Le gouvernement sri-lankais a décidé de faire appel à une unité militaire spéciale dans un effort pour maîtriser la propagation alarmante de la dengue, une maladie transmit par les moustiques. Les hôpitaux du pays signalent, depuis mardi, plus de 1.000 nouvelles admissions par jour, un chiffre inquiétant qui met une pression énorme sur le système de santé, rapportent des sources locales.
Dans une annonce officielle, le bureau du président Anura Kumara Dissanayake a précisé que des membres de l'armée de terre, de la marine et de l'armée de l'air seront mobilisés pour former cette unité spécialisée, qui s'attachera à identifier et éradiquer les sites de reproduction des moustiques.
Le communiqué du gouvernement souligne également que des sanctions sévères seront appliquées aux propriétaires qui négligent de détruire les réservoirs d'eau stagnante propices à la reproduction des moustiques.
La dengue est une maladie grave, caractérisée par des symptômes tels qu'une forte fièvre, des douleurs musculaires et, dans des cas extrêmes, des hémorragies menaçant la vie. Cette année, près de 50.000 cas ont été recensés, entraînant 29 décès, bien que ce chiffre soit largement inférieur au pic tragique de 2017, où 186.000 infections et 440 morts avaient été déclarées.
Le moustique Aedes, responsable de la transmission de la dengue, se reproduit souvent dans des eaux stagnantes, ce qui rend la lutte contre la maladie d'autant plus cruciale.

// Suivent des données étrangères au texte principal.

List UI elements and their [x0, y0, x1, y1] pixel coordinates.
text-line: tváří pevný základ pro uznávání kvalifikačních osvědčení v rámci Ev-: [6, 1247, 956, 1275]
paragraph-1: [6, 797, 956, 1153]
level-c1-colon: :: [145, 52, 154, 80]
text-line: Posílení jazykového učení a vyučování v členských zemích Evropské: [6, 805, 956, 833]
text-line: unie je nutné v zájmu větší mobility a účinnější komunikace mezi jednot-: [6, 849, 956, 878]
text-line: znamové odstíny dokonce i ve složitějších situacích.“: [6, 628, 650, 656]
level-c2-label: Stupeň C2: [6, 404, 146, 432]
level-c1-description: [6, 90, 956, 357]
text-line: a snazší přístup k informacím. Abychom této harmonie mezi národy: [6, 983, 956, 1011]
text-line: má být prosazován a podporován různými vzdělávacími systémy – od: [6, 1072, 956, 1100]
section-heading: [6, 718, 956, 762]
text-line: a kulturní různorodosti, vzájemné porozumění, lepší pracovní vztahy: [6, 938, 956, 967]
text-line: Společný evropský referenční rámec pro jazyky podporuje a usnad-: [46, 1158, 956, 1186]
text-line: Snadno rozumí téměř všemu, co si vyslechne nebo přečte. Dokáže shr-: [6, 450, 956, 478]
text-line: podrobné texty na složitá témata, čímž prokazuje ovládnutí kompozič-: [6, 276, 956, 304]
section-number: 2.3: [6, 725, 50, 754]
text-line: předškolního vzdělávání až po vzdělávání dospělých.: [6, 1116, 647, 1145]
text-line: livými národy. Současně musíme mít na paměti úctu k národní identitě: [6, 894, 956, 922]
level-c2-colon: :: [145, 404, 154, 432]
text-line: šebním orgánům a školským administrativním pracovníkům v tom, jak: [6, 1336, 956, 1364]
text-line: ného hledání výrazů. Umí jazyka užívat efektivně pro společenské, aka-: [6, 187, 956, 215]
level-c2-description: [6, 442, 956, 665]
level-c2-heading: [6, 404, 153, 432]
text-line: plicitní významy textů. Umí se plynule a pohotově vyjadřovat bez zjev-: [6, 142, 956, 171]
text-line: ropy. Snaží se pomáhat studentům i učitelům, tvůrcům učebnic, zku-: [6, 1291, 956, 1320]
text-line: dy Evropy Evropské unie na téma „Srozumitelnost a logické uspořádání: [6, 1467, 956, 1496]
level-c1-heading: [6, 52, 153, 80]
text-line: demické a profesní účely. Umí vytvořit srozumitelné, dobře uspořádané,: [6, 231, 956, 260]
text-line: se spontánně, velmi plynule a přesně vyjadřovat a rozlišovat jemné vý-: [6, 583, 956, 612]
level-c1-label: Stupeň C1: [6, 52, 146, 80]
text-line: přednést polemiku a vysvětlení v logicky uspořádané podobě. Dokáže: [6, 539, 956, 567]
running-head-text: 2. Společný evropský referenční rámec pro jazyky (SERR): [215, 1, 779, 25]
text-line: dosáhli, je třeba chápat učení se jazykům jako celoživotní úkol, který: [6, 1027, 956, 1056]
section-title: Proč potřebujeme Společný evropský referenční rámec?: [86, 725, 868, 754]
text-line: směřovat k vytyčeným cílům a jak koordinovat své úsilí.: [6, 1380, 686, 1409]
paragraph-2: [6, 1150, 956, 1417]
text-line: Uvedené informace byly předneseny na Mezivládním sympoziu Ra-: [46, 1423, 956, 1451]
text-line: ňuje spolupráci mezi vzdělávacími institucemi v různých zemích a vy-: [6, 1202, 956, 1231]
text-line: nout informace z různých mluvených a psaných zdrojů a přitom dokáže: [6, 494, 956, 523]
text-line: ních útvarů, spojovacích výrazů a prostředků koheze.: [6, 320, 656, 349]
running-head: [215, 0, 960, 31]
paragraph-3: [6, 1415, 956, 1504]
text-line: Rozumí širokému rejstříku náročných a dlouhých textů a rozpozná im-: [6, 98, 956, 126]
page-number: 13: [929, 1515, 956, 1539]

Une campagne nationale visant à éliminer ces lieux de reproduction aura lieu mercredi, alors que le pays fait face à une recrudescence particulièrement sévère de l'épidémie depuis début juin, avec des records de plus de 1.000 cas rapportés en une seule journée.
Les autorités sanitaires se disent préoccupées par la capacité des hôpitaux, tant publics que privés, à gérer un éventuel pic supplémentaire de cas. "Les hôpitaux sont déjà sous pression", a affirmé Kapila Kannangara, responsable de l'unité gouvernementale contre la dengue, à Colombo.
Des conditions favorables à la prolifération des moustiques ont été créées par les récentes pluies de mousson, les inondations et l'accumulation de déchets. Par ailleurs, l'Organisation mondiale de la santé (OMS) a averti que les changements climatiques exacerbent la propagation rapide de la dengue et d'autres maladies vectorielles.